Three days since my last blog post? Eep. It’s been a very lethargic week, but I’ll toss out two quick links before I head out the door.
1. The New York Times reports that typographers and graphic designers are miffed by the inaccuracies and anachronisms of certain recent movies:
“Good Night, and Good Luck,” the movie about Edward R. Murrow’s battle to expose the demagoguery of Joseph R. McCarthy, has received both critical and popular acclaim. But the movie has its fervent detractors – and they aren’t people nostalgic for the days of backyard fallout shelters. They are typographers and graphic designers. Their charge: typographical inaccuracy.
It appears that the CBS News sign, prominently displayed in the film’s carefully reconstructed New York newsroom, uses the typeface Helvetica. But Helvetica was not designed until 1957, the year McCarthy died. The movie takes place in the early 1950’s.
“I thought it was a bit jarring,” said Michael Bierut, a graphic designer at Pentagram Studio in New York. “After all, even in 1957, Helvetica was an exotica Swiss import.”
He’s not the only one. And “Good Night, and Good Luck” isn’t the only malefactor. Hollywood features that spend millions on period production design are often rife with inaccurate typography. And among a certain segment of the audience – a certain very narrow segment of the audience – that is an outrage.
Mark Simonson, a type designer in St. Paul, Minn., maintains a Web site (www.ms-studio.com/typecasting.html) that exposes cinematic typographical inaccuracies to the withering light of day. Take the 2000 film “Chocolat.” Though the film takes place in 1950’s France, in a close-up shot of a public notice, the headline is set in ITC Benguiat, which he said made its debut in 1978 and was popular mainly in the 80’s. “I almost laughed,” Mr. Simonson writes.

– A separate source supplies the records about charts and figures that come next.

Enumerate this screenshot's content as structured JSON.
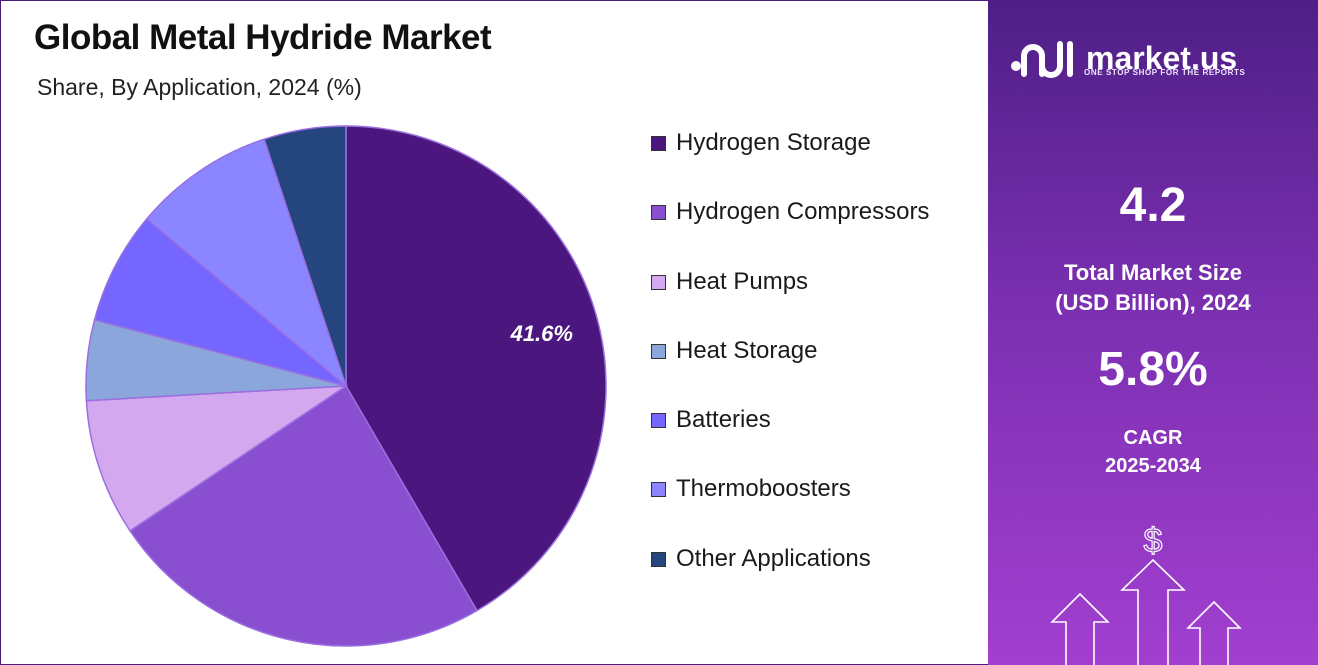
{
  "header": {
    "title": "Global Metal Hydride Market",
    "subtitle": "Share, By Application, 2024 (%)"
  },
  "chart_data": {
    "type": "pie",
    "title": "Global Metal Hydride Market",
    "subtitle": "Share, By Application, 2024 (%)",
    "categories": [
      "Hydrogen Storage",
      "Hydrogen Compressors",
      "Heat Pumps",
      "Heat Storage",
      "Batteries",
      "Thermoboosters",
      "Other Applications"
    ],
    "values": [
      41.6,
      24.0,
      8.5,
      5.0,
      7.0,
      8.8,
      5.1
    ],
    "colors": [
      "#4b167d",
      "#8a4fd0",
      "#d4a8ee",
      "#8aa6da",
      "#7466ff",
      "#8b86ff",
      "#25457e"
    ],
    "data_labels": [
      "41.6%",
      "",
      "",
      "",
      "",
      "",
      ""
    ],
    "legend_position": "right"
  },
  "legend": {
    "items": [
      {
        "label": "Hydrogen Storage",
        "color": "#4b167d"
      },
      {
        "label": "Hydrogen Compressors",
        "color": "#8a4fd0"
      },
      {
        "label": "Heat Pumps",
        "color": "#d4a8ee"
      },
      {
        "label": "Heat Storage",
        "color": "#8aa6da"
      },
      {
        "label": "Batteries",
        "color": "#7466ff"
      },
      {
        "label": "Thermoboosters",
        "color": "#8b86ff"
      },
      {
        "label": "Other Applications",
        "color": "#25457e"
      }
    ]
  },
  "brand": {
    "name": "market.us",
    "tagline": "ONE STOP SHOP FOR THE REPORTS",
    "logo_icon": "market-us-logo-icon"
  },
  "stats": {
    "market_size_value": "4.2",
    "market_size_label_line1": "Total Market Size",
    "market_size_label_line2": "(USD Billion), 2024",
    "cagr_value": "5.8%",
    "cagr_label_line1": "CAGR",
    "cagr_label_line2": "2025-2034",
    "currency_symbol": "$"
  }
}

Then there is “L.A. Confidential,” set in 1950’s Los Angeles. It was “tightly written, well acted, beautifully filmed,” Mr. Simonson writes, “but pretty mediocre in its use of type.”
Worse than any of these, to Mr. Bierut, is “Titanic.” The dials on the pressure gauges, he said, are in Helvetica, though the ship went down in 1912. “To me, that’s like taking out a Palm Pilot on the deck of the Titanic,” he said.
Scott Stowell, the founder of Open, a New York graphic design studio, gripes: “The thing that bugs me is that they create these elaborate period pieces for films. They put old cars on the street and get the hairstyles right, but typography, it seems like they don’t know or care.” . . .
FWIW, I can remember proudly pointing at movie screens and saying “That’s Palatino!” when the credits rolled, back when I first got into desktop publishing about 15 years ago, so this is definitely my kind of nit-picking.
2. Cathy Seipp had a piece in the Los Angeles Times a few weeks ago looking at how C.S. Lewis, author of Mere Christianity and The Chronicles of Narnia, has enemies not only on the left but also on the right, thanks to certain fundamentalists who think Lewis was spreading pagan idolatry. The article ends on this amusing note:
My shock at this bizarre anti-C.S. Lewis campaign eventually became a kind of amazed appreciation. The screeds from Robbins and Zakula are actually quite well written — disturbingly so, in fact. And the Van Nattens offer up a strangely compelling American folk art that can’t be faked. They also complain, for instance, that Lewis smoked and drank and that he used the word “ass” four times in books written for children.
OK, he was writing about a donkey in these instances, Mary Van Natten admits, and “being British, it probably did not mean the same to him as it does to Americans (as a swear word), but he could have left it out, especially since he only used it four times and did use ‘donkey’ in other places. However, considering the filthy state of his mind, it is possible that he thought this cute.”
As it happens, the name of the Van Natten website is Balaam’s Ass, not Balaam’s Donkey. But apparently that particular use of the word “ass” is allowed, since it’s directly from the King James Bible, and the website warns that no one under 18 should enter.
However, I noticed that its name did get them listed on a couple of porn aggregators emphasizing anal sex. And I’d say they kind of deserved it.
FWIW, this last bit kind of reminds me of how one website I recently checked had three Google ads at the top: the first was for a pro-creationism website; the second was for a pro-evolution website; and the third, headlined “Gay Galapagos”, was for “luxury gay-friendly cruises to the Galapagos.” Apparently a single reference to Charles Darwin prompts all three of these associations. Come to think of it, this also reminds me of a recent story regarding a scandal at Wal-Mart. It seems we live in an age of automated embarrassments.